We have recently utilized sub micrometer (nominally 500 nm as stated by the manufacturer, more recently measured by us by scanning electron microscopy to be 750 nm, see Figure S1 in supporting information, (SI)) radius open tubes, ~0.5 m long, to separate DNA molecules; with pneumatically driven eluents at ~100 psi, we routinely observed efficiencies >106 plates/m.24 In the present manuscript, we observe that hydrodynamically injected fL-pL volumes of fluorescently labeled protein samples, containing a few hundred to a few thousand copies of protein molecules in the aliquot, can be separated with nearly as high efficiencies and detected in the same manner. We discuss both the potential possibilities and the paradoxes associated with this approach to protein analysis.
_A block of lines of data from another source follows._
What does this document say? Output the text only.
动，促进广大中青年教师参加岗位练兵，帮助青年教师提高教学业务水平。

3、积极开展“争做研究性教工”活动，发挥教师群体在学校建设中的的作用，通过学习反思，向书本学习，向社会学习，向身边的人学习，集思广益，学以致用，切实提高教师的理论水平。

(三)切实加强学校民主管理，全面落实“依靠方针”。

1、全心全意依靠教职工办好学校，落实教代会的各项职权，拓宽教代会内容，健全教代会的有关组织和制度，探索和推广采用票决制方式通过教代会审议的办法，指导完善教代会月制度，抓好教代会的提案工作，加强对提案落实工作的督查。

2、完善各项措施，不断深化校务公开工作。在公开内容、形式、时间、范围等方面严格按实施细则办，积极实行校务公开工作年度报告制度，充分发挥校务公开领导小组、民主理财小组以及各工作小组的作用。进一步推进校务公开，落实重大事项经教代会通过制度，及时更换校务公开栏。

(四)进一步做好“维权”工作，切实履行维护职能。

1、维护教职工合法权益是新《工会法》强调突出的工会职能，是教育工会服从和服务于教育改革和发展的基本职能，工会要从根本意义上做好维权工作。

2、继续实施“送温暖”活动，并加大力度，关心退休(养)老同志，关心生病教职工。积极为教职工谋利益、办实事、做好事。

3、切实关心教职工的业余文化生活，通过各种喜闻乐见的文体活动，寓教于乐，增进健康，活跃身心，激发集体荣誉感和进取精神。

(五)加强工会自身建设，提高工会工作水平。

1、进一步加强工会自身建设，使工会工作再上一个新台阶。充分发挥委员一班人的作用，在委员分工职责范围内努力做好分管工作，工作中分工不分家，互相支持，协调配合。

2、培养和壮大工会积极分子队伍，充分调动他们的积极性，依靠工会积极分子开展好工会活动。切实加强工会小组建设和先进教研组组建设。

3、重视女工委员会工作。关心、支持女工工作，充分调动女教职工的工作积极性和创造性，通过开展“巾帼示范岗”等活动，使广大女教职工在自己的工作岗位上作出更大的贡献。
α-2-Macroglobulin (from human plasma, www.mpbio.com), Recombinant Aequorea coerulescens green fluorescent protein (rAcGFP1, www.clontech.com), human transferrin (www.lifetech.com) and ATTO-TAG™ FQ amine derivatization kit (www.invitrogen.com) were purchased as indicated. All other proteins, sodium dodecyl sulfate (SDS) and hydroxypropylcellulose (HPC) were from www.sial.com. Sodium hydroxide, methanol, and sodium tetraborate decahydrate (Na2B4O7) were from www.fishersci.com; all fused-silica capillaries were from www.polymicro.com; nanocapillaries (360 μm o.d., 1.5 μm i.d.) were custom-made. All solutions were prepared using ultrapure water (UPW, Barnstead Nanopure, www.thermo.com) and filtered through a 0.22 μm filter (P/N 100370-922, www.vwrsp.com) and degassed by vacuum before use.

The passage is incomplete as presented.